I know this is the library creating the issue, because in our project we use opencv-3.3 statically linked against it. Sadly, the repository we're using does not have debug symbols for MRPT either:

libmrpt-base1.9 - Mobile Robot Programming Toolkit - base library
libmrpt-detectors1.9 - Mobile Robot Programming Toolkit - detectors library
libmrpt-graphs1.9 - Mobile Robot Programming Toolkit - graphs library
libmrpt-graphslam1.9 - Mobile Robot Programming Toolkit - graphslam library
libmrpt-gui1.9 - Mobile Robot Programming Toolkit - gui library
libmrpt-hmtslam1.9 - Mobile Robot Programming Toolkit - hmtslam library
libmrpt-hwdrivers1.9 - Mobile Robot Programming Toolkit - hwdrivers library
libmrpt-kinematics1.9 - Mobile Robot Programming Toolkit - kinematics library
libmrpt-maps1.9 - Mobile Robot Programming Toolkit - maps library
libmrpt-nav1.9 - Mobile Robot Programming Toolkit - nav library
libmrpt-obs1.9 - Mobile Robot Programming Toolkit - obs library
libmrpt-opengl1.9 - Mobile Robot Programming Toolkit - opengl library
libmrpt-slam1.9 - Mobile Robot Programming Toolkit - slam library
libmrpt-tfest1.9 - Mobile Robot Programming Toolkit - tfest library
libmrpt-topography1.9 - Mobile Robot Programming Toolkit - topography library
libmrpt-vision1.9 - Mobile Robot Programming Toolkit - vision library
libmrpt-comms1.9 - Mobile Robot Programming Toolkit - comms library

And even worse:

nm -C libmrpt-base.so
nm: libmrpt-base.so: no symbols

And this is where the journey ends.

What are my options?

  • use another version of mrpt?
  • compile mrpt with debug symbols?
  • compile opencv-2.4 with debug symbols?

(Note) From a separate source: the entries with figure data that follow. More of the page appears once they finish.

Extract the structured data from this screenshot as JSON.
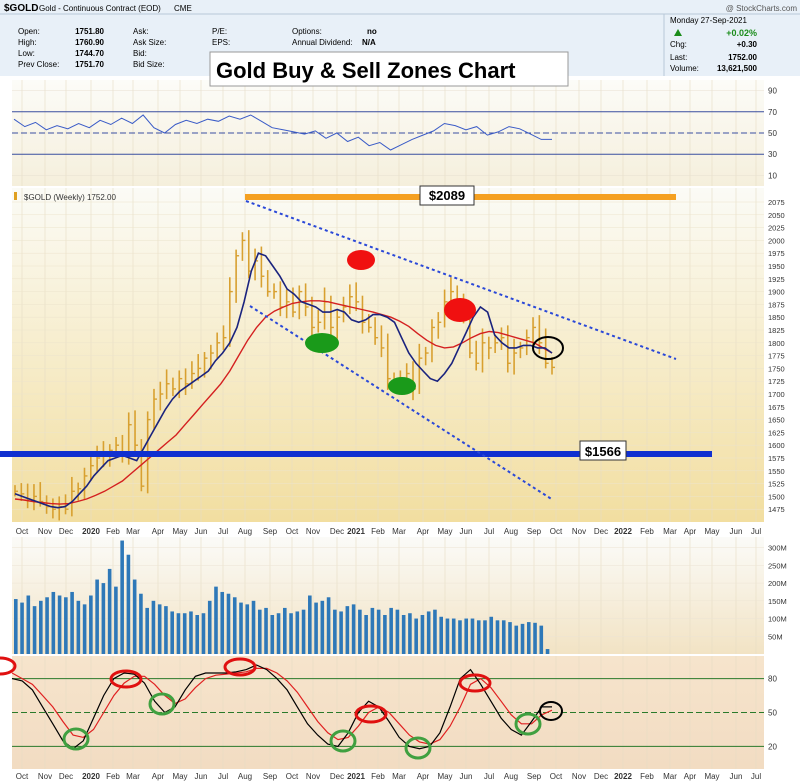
{
  "header": {
    "symbol": "$GOLD",
    "name": "Gold - Continuous Contract (EOD)",
    "exchange": "CME",
    "watermark": "@ StockCharts.com",
    "date": "Monday 27-Sep-2021",
    "quote_rows": [
      {
        "label": "Open:",
        "value": "1751.80"
      },
      {
        "label": "High:",
        "value": "1760.90"
      },
      {
        "label": "Low:",
        "value": "1744.70"
      },
      {
        "label": "Prev Close:",
        "value": "1751.70"
      }
    ],
    "ask_rows": [
      {
        "label": "Ask:",
        "value": ""
      },
      {
        "label": "Ask Size:",
        "value": ""
      },
      {
        "label": "Bid:",
        "value": ""
      },
      {
        "label": "Bid Size:",
        "value": ""
      }
    ],
    "pe_label": "P/E:",
    "eps_label": "EPS:",
    "options_label": "Options:",
    "options_value": "no",
    "dividend_label": "Annual Dividend:",
    "dividend_value": "N/A",
    "change_pct": "+0.02%",
    "chg_label": "Chg:",
    "chg_value": "+0.30",
    "last_label": "Last:",
    "last_value": "1752.00",
    "volume_label": "Volume:",
    "volume_value": "13,621,500",
    "chart_title": "Gold Buy & Sell Zones Chart",
    "colors": {
      "up": "#1a8c1a",
      "bg": "#e8f0f8"
    }
  },
  "chart_data": [
    {
      "type": "line",
      "panel": "rsi",
      "ylim": [
        0,
        100
      ],
      "yticks": [
        10,
        30,
        50,
        70,
        90
      ],
      "levels": [
        70,
        50,
        30
      ],
      "color": "#3a5bc7",
      "x_weeks": [
        0,
        2,
        4,
        6,
        8,
        10,
        12,
        14,
        16,
        18,
        20,
        22,
        24,
        26,
        28,
        30,
        32,
        34,
        36,
        38,
        40,
        42,
        44,
        46,
        48,
        50,
        52,
        54,
        56,
        58,
        60,
        62,
        64,
        66,
        68,
        70,
        72,
        74,
        76,
        78,
        80,
        82,
        84,
        86,
        88,
        90,
        92,
        94,
        96,
        98,
        100
      ],
      "values": [
        63,
        56,
        60,
        53,
        57,
        54,
        59,
        55,
        62,
        58,
        64,
        59,
        67,
        55,
        50,
        58,
        62,
        59,
        63,
        61,
        66,
        63,
        67,
        61,
        55,
        53,
        51,
        49,
        52,
        45,
        50,
        42,
        46,
        38,
        41,
        34,
        39,
        44,
        48,
        52,
        59,
        57,
        53,
        56,
        48,
        51,
        56,
        54,
        49,
        44,
        44
      ]
    },
    {
      "type": "candlestick",
      "panel": "price",
      "title": "$GOLD (Weekly) 1752.00",
      "ylim": [
        1450,
        2075
      ],
      "yticks": [
        1475,
        1500,
        1525,
        1550,
        1575,
        1600,
        1625,
        1650,
        1675,
        1700,
        1725,
        1750,
        1775,
        1800,
        1825,
        1850,
        1875,
        1900,
        1925,
        1950,
        1975,
        2000,
        2025,
        2050,
        2075
      ],
      "x_labels": [
        "Oct",
        "Nov",
        "Dec",
        "2020",
        "Feb",
        "Mar",
        "Apr",
        "May",
        "Jun",
        "Jul",
        "Aug",
        "Sep",
        "Oct",
        "Nov",
        "Dec",
        "2021",
        "Feb",
        "Mar",
        "Apr",
        "May",
        "Jun",
        "Jul",
        "Aug",
        "Sep",
        "Oct",
        "Nov",
        "Dec",
        "2022",
        "Feb",
        "Mar",
        "Apr",
        "May",
        "Jun",
        "Jul"
      ],
      "close": [
        1510,
        1505,
        1495,
        1500,
        1490,
        1480,
        1475,
        1480,
        1475,
        1510,
        1515,
        1540,
        1560,
        1575,
        1580,
        1590,
        1600,
        1580,
        1640,
        1600,
        1520,
        1650,
        1690,
        1700,
        1720,
        1710,
        1730,
        1720,
        1740,
        1750,
        1770,
        1780,
        1800,
        1810,
        1900,
        1970,
        2000,
        1940,
        1960,
        1930,
        1900,
        1900,
        1870,
        1880,
        1860,
        1900,
        1870,
        1830,
        1840,
        1880,
        1830,
        1850,
        1870,
        1890,
        1880,
        1840,
        1830,
        1810,
        1790,
        1730,
        1720,
        1730,
        1740,
        1710,
        1770,
        1780,
        1830,
        1840,
        1880,
        1900,
        1880,
        1860,
        1780,
        1760,
        1800,
        1790,
        1800,
        1810,
        1760,
        1780,
        1790,
        1810,
        1830,
        1800,
        1760,
        1752
      ],
      "ema_fast": [
        1505,
        1500,
        1495,
        1490,
        1485,
        1480,
        1478,
        1480,
        1490,
        1505,
        1520,
        1540,
        1555,
        1570,
        1575,
        1580,
        1575,
        1570,
        1595,
        1620,
        1645,
        1670,
        1690,
        1705,
        1715,
        1725,
        1735,
        1745,
        1765,
        1780,
        1800,
        1830,
        1880,
        1940,
        1975,
        1970,
        1950,
        1930,
        1905,
        1895,
        1880,
        1875,
        1870,
        1860,
        1860,
        1865,
        1860,
        1845,
        1840,
        1845,
        1855,
        1855,
        1850,
        1840,
        1810,
        1780,
        1760,
        1745,
        1730,
        1725,
        1740,
        1760,
        1790,
        1820,
        1850,
        1870,
        1860,
        1815,
        1800,
        1790,
        1790,
        1795,
        1795,
        1790,
        1790,
        1780
      ],
      "ema_slow": [
        1495,
        1493,
        1490,
        1488,
        1486,
        1485,
        1486,
        1490,
        1495,
        1502,
        1510,
        1520,
        1530,
        1545,
        1560,
        1575,
        1590,
        1605,
        1620,
        1640,
        1660,
        1680,
        1700,
        1720,
        1745,
        1775,
        1805,
        1830,
        1850,
        1862,
        1870,
        1877,
        1880,
        1882,
        1882,
        1880,
        1876,
        1872,
        1868,
        1864,
        1860,
        1855,
        1850,
        1842,
        1832,
        1818,
        1805,
        1795,
        1790,
        1792,
        1800,
        1810,
        1818,
        1822,
        1820,
        1815,
        1810,
        1805,
        1800,
        1790,
        1780
      ]
    },
    {
      "type": "bar",
      "panel": "volume",
      "ylim": [
        0,
        330
      ],
      "yticks": [
        "300M",
        "250M",
        "200M",
        "150M",
        "100M",
        "50M"
      ],
      "values": [
        155,
        145,
        165,
        135,
        150,
        160,
        175,
        165,
        160,
        175,
        150,
        140,
        165,
        210,
        200,
        240,
        190,
        320,
        280,
        210,
        170,
        130,
        150,
        140,
        135,
        120,
        115,
        115,
        120,
        110,
        115,
        150,
        190,
        175,
        170,
        160,
        145,
        140,
        150,
        125,
        130,
        110,
        115,
        130,
        115,
        120,
        125,
        165,
        145,
        150,
        160,
        125,
        120,
        135,
        140,
        125,
        110,
        130,
        125,
        110,
        130,
        125,
        110,
        115,
        100,
        110,
        120,
        125,
        105,
        100,
        100,
        95,
        100,
        100,
        95,
        95,
        105,
        95,
        95,
        90,
        80,
        85,
        90,
        88,
        80,
        14
      ]
    },
    {
      "type": "line",
      "panel": "stochastic",
      "ylim": [
        0,
        100
      ],
      "yticks": [
        20,
        50,
        80
      ],
      "levels": [
        80,
        50,
        20
      ],
      "k_line": [
        80,
        78,
        70,
        55,
        40,
        25,
        18,
        25,
        45,
        65,
        80,
        85,
        84,
        76,
        60,
        50,
        55,
        70,
        82,
        85,
        85,
        85,
        86,
        88,
        92,
        88,
        80,
        70,
        55,
        40,
        30,
        22,
        20,
        32,
        50,
        60,
        55,
        42,
        28,
        20,
        18,
        20,
        32,
        55,
        80,
        88,
        75,
        60,
        45,
        35,
        30,
        42,
        55,
        55
      ],
      "d_line": [
        85,
        80,
        75,
        65,
        55,
        42,
        30,
        28,
        35,
        50,
        65,
        76,
        82,
        82,
        75,
        65,
        58,
        62,
        72,
        80,
        83,
        84,
        85,
        86,
        89,
        89,
        85,
        78,
        68,
        55,
        42,
        32,
        26,
        28,
        38,
        50,
        55,
        50,
        40,
        30,
        24,
        22,
        26,
        38,
        55,
        75,
        80,
        72,
        60,
        48,
        40,
        40,
        48,
        52
      ],
      "x_labels": [
        "Oct",
        "Nov",
        "Dec",
        "2020",
        "Feb",
        "Mar",
        "Apr",
        "May",
        "Jun",
        "Jul",
        "Aug",
        "Sep",
        "Oct",
        "Nov",
        "Dec",
        "2021",
        "Feb",
        "Mar",
        "Apr",
        "May",
        "Jun",
        "Jul",
        "Aug",
        "Sep",
        "Oct",
        "Nov",
        "Dec",
        "2022",
        "Feb",
        "Mar",
        "Apr",
        "May",
        "Jun",
        "Jul"
      ]
    }
  ],
  "annotations": {
    "resistance_label": "$2089",
    "support_label": "$1566"
  }
}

Any help, hints or tips are greatly appreciated. If this question is too localized, does not conform to SO standards, please leave a comment and I will update it.

2

There are 2 answers

1
Jose Luis Blanco On BEST ANSWER

My first guess is that you might be getting this issue due to the use of two opencv versions at once... Try building mrpt from sources telling CMake to use the same opencv version you use for the main project.

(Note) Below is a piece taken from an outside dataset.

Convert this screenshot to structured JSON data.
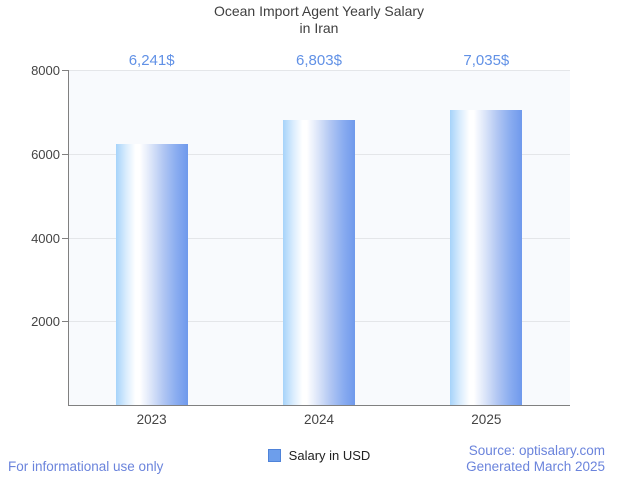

mrpt-base does not directly use anything from highgui (although...it's linked against it! That should be fixed, four sure), so I suspect the error has to do with the initialization of static variables in opencv modules and something wrong with the linker...

Cheers

3
Paul Floyd On

Not really an answer, but comments aren't good for formatting code. The latest opencv on github has the following source

void cv::String::deallocate()
{
    int* data = (int*)cstr_;
    len_ = 0;
    cstr_ = 0;

    if(data && 1 == CV_XADD(data-1, -1))
    {
        cv::fastFree(data-1);
    }
}

(which is probably more recent than your version).

It looks like this is storing strings as a reference count in the first 4 bytes followed by the nul terminated string. The if condition checks that the pointer isn't NULL then it looks like it's going an atomic decrement of the ref count and freeing the memory if the count falls to 1.